The authors explored the influence of anthropogenic climate change on Atlantic hurricane activity in the 21st century, using dynamical climate models. The results of experiments using multi-model climate change scenarios were compared, with one scenario taken from CMIP3 (A1B), and one from CMIP5 (RCP4.5). A significant reduction in the frequency of tropical storms and hurricanes is projected for both CMIP3 and CMIP5 ensembles. However, the authors found significantly increased frequency of category 4 and 5 hurricanes in experiments with the CMIP3 ensemble. Experiments with the CMIP5 ensemble showed a smaller increase in the strongest storms. In addition, tropical cyclone-related rainfall rates, increased significantly--by about 30% in the hurricane inner core (within 50 km of the storm center) with a smaller increase of about 10% for rainfall rate averaged within 200 km to 400 km of the storm center.

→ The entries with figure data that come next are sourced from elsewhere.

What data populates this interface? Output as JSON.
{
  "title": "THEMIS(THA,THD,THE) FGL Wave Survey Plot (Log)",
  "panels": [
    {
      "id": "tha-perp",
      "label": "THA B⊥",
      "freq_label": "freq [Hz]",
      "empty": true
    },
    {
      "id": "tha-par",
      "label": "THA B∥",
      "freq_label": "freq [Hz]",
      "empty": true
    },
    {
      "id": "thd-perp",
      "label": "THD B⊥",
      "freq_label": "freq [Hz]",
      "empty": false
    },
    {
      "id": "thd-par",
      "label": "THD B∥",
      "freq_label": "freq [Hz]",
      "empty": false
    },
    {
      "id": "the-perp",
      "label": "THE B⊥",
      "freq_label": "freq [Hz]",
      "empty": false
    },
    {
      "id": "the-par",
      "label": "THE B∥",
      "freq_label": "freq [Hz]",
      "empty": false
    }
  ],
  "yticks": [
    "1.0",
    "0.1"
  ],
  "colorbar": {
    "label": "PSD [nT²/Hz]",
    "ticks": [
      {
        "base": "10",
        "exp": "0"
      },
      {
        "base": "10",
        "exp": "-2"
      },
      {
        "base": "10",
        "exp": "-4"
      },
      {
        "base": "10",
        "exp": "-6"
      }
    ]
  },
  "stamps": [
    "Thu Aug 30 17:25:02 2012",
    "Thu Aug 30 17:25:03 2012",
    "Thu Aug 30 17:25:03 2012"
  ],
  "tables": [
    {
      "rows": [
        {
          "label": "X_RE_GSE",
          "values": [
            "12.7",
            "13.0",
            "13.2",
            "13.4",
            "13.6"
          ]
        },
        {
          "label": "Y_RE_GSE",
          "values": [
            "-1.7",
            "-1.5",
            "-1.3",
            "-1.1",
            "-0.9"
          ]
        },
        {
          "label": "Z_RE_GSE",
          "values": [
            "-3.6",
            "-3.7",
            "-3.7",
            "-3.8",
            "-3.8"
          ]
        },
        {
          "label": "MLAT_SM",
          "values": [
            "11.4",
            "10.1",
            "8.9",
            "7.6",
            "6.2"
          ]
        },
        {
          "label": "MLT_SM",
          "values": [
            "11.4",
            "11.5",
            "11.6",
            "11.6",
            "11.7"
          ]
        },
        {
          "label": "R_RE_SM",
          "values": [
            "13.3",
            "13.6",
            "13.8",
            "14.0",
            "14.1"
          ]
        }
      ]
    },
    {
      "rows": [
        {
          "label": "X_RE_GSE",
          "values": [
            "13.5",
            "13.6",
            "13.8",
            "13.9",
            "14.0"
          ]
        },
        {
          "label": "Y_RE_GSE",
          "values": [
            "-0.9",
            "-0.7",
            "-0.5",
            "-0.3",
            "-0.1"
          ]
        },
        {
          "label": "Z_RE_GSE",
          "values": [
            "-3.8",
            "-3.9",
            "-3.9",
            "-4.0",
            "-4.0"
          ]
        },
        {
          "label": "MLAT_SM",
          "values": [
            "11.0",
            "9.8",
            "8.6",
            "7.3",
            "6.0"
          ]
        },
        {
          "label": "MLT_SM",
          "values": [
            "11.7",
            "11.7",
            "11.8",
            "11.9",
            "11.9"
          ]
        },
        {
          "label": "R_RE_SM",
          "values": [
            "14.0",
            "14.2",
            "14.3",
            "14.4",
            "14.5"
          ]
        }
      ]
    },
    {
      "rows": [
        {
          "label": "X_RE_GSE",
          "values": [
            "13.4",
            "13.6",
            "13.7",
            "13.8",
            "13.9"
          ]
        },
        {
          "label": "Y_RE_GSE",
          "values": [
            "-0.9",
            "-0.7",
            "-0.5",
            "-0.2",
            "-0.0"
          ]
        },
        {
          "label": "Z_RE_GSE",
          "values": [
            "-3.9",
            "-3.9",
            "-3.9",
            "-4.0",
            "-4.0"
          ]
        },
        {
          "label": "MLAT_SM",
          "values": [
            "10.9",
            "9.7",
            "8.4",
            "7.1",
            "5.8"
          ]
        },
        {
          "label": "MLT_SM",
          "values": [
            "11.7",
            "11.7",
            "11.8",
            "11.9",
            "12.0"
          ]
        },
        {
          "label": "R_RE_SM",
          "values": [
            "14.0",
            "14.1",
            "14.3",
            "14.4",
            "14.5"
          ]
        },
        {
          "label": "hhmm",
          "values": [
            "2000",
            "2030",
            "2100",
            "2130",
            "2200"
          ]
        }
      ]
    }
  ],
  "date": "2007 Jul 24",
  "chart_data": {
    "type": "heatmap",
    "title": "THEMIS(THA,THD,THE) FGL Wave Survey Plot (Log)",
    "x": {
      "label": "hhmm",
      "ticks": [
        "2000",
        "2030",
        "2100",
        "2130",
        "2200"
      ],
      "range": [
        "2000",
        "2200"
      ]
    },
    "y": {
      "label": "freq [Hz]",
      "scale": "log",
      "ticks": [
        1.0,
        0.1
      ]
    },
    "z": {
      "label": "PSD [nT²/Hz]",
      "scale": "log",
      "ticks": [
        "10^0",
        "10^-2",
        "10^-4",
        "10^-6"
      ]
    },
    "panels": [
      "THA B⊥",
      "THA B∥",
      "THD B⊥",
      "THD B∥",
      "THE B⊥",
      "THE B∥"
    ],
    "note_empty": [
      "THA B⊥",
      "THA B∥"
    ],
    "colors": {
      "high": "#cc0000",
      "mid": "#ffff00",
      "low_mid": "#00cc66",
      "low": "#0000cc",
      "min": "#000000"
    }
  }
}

To test the robustness of results, the downscaling technique was also applied to ten individual CMIP3 models. Projections from an 18 km grid regional model (Zetac) and a 50 km grid global model (HiRAM C180) were compared to test the robustness of the downscaling technique. To simulate intense hurricanes, each storm from the Zetac regional model (18 km grid spacing) was re-simulated using the GFDL hurricane forecast model which has a 9-km inner mesh. The high atmospheric-model resolution, different tests of robustness, and the use of dynamical ocean coupling for the downscaling step are distinguishing features of this published research.

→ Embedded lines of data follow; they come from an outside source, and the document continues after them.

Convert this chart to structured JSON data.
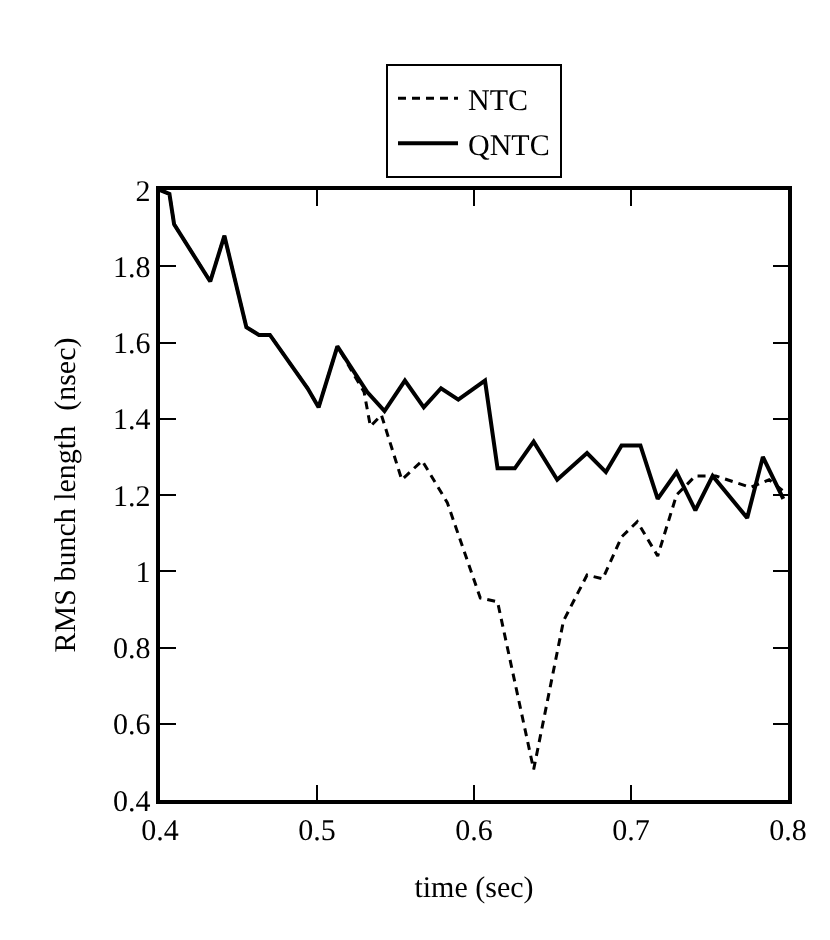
{
  "chart_data": {
    "type": "line",
    "xlabel": "time (sec)",
    "ylabel": "RMS bunch length  (nsec)",
    "xlim": [
      0.4,
      0.8
    ],
    "xticks": [
      0.4,
      0.5,
      0.6,
      0.7,
      0.8
    ],
    "ylim": [
      0.4,
      2
    ],
    "yticks": [
      0.4,
      0.6,
      0.8,
      1,
      1.2,
      1.4,
      1.6,
      1.8,
      2
    ],
    "legend": "top",
    "marker": "none",
    "series": [
      {
        "name": "NTC",
        "color": "#000000",
        "line_style": "dashed",
        "x": [
          0.4,
          0.406,
          0.409,
          0.432,
          0.441,
          0.455,
          0.463,
          0.47,
          0.494,
          0.501,
          0.513,
          0.53,
          0.534,
          0.541,
          0.554,
          0.567,
          0.583,
          0.604,
          0.615,
          0.638,
          0.657,
          0.672,
          0.682,
          0.694,
          0.704,
          0.717,
          0.729,
          0.741,
          0.754,
          0.776,
          0.788,
          0.797
        ],
        "values": [
          2.0,
          1.99,
          1.91,
          1.76,
          1.88,
          1.64,
          1.62,
          1.62,
          1.48,
          1.43,
          1.59,
          1.47,
          1.38,
          1.41,
          1.24,
          1.29,
          1.18,
          0.93,
          0.92,
          0.48,
          0.87,
          0.99,
          0.98,
          1.09,
          1.13,
          1.04,
          1.2,
          1.25,
          1.25,
          1.22,
          1.24,
          1.21
        ]
      },
      {
        "name": "QNTC",
        "color": "#000000",
        "line_style": "solid",
        "x": [
          0.4,
          0.406,
          0.409,
          0.432,
          0.441,
          0.455,
          0.463,
          0.47,
          0.494,
          0.501,
          0.513,
          0.532,
          0.543,
          0.556,
          0.568,
          0.579,
          0.59,
          0.607,
          0.615,
          0.626,
          0.638,
          0.653,
          0.672,
          0.684,
          0.694,
          0.706,
          0.717,
          0.729,
          0.741,
          0.752,
          0.774,
          0.784,
          0.797
        ],
        "values": [
          2.0,
          1.99,
          1.91,
          1.76,
          1.88,
          1.64,
          1.62,
          1.62,
          1.48,
          1.43,
          1.59,
          1.47,
          1.42,
          1.5,
          1.43,
          1.48,
          1.45,
          1.5,
          1.27,
          1.27,
          1.34,
          1.24,
          1.31,
          1.26,
          1.33,
          1.33,
          1.19,
          1.26,
          1.16,
          1.25,
          1.14,
          1.3,
          1.19
        ]
      }
    ]
  }
}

Tracks and intensities of all storms reaching Category 4 or 5 intensity (>59 m/sec) in the GFDL hurricane model downscaling experiments. Results are shown for the control climate (upper left); CMIP3/A1B 18-model ensemble late 21st century (lower left); CMIP5/RCP4.5 18-model ensemble early (upper right) or late (lower right) 21st century. Track colors indicate the intensity category during the storm's lifetime.

Known uncertainties

Uncertainties include the future projections of changes in large scale climate conditions which drive the downscaling models, and the response of hurricanes to a particular set of changes in climate conditions. Both of these uncertainties are explored in this study. Important weaknesses include: the limitation of not simulating the hurricane activity within the original climate model, which would allow hurricanes to feed back on the climate system; the hurricane model does not simulate as many Category 4-5 storms as observed in the present climate; and the decadal variability of Atlantic hurricane intensity during the period 1980-2006 is less than observed.